Adenocarcinoma of the cervix may evade detection during its earliest stages. Some women who have cervical cancer may experience pelvic pain, pain during intercourse or urination, or heavy vaginal discharge. Abnormalities in the menstrual cycle may also indicate adenocarcinoma of the cervix, but these abnormalities are common symptoms of several other gynecological disorders. Most women with stage I or II cervical cancer have no symptoms.

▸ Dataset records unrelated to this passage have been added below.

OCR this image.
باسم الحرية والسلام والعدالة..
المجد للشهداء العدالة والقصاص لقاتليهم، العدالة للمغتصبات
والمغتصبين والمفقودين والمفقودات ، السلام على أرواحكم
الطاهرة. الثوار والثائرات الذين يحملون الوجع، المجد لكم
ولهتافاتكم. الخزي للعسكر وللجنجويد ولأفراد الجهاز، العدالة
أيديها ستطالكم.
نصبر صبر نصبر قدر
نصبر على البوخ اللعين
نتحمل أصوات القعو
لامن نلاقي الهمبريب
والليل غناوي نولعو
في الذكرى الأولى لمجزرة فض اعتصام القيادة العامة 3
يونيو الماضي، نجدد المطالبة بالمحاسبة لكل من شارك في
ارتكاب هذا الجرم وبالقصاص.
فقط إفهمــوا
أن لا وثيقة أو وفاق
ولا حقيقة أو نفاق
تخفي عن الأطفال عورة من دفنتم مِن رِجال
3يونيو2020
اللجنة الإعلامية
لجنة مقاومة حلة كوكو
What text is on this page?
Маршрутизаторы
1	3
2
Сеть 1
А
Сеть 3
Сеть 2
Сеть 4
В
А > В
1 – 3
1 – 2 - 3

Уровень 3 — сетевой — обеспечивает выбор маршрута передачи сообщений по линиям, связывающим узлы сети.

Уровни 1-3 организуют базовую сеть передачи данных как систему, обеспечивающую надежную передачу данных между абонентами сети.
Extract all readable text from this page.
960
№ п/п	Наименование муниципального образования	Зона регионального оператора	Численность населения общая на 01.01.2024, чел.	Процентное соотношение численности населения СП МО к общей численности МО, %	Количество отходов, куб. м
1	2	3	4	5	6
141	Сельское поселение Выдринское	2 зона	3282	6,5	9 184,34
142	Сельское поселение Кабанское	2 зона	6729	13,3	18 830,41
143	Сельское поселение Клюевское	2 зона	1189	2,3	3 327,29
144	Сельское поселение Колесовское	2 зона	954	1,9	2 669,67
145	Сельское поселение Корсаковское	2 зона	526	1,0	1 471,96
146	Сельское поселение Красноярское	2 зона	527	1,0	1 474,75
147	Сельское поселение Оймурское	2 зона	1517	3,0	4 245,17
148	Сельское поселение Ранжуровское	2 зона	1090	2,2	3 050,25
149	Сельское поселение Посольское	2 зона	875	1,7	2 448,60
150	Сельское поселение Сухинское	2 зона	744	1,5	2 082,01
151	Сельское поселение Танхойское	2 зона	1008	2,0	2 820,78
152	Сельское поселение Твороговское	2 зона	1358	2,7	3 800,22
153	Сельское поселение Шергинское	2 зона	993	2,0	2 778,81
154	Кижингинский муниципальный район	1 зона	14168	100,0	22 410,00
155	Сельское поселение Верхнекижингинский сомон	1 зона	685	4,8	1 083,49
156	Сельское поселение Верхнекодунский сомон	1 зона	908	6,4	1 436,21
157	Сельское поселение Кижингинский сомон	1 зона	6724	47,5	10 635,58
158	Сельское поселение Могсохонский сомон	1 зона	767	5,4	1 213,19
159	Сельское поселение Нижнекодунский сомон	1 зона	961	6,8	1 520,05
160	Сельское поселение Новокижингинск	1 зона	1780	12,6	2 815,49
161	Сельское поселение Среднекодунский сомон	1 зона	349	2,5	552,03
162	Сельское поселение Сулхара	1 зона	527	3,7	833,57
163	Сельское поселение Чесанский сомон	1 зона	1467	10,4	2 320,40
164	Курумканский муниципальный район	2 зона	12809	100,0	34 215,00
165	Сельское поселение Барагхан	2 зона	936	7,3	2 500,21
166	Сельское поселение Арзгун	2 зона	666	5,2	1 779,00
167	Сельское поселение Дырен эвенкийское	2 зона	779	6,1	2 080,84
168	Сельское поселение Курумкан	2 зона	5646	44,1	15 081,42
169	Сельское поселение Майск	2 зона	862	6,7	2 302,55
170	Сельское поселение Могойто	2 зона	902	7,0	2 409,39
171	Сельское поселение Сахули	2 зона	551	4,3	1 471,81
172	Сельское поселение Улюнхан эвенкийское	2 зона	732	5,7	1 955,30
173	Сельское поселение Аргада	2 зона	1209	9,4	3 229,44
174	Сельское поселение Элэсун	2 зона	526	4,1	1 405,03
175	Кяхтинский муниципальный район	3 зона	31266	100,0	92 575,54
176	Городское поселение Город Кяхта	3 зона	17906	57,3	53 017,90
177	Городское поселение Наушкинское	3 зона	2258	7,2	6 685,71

This type of cancer involves the same treatment procedure as squamous cell cancer. Radiation therapy is the standard means of destroying cancerous tissue in the cervix, and some lesions may be treated with chemotherapy. More progressed stages of the disease may require surgery to remove cancerous tissue. In extreme cases, a patient will undergo a radical hysterectomy, which removes most of the tissue in the female reproductive system. Treatment is more successful when the cancer is detected in the early stages and its effectiveness declines as the disease progresses.
Treatments also vary depending on the age and decisions made by the woman afflicted by adenocarcinoma of the cervix. Some women may chose a combination of radiation and chemotherapy over surgery if they want to preserve their ability to bear children or otherwise wish to avoid surgery. Consultation with a gynecological oncologist will help women to understand their individual options and prognosis.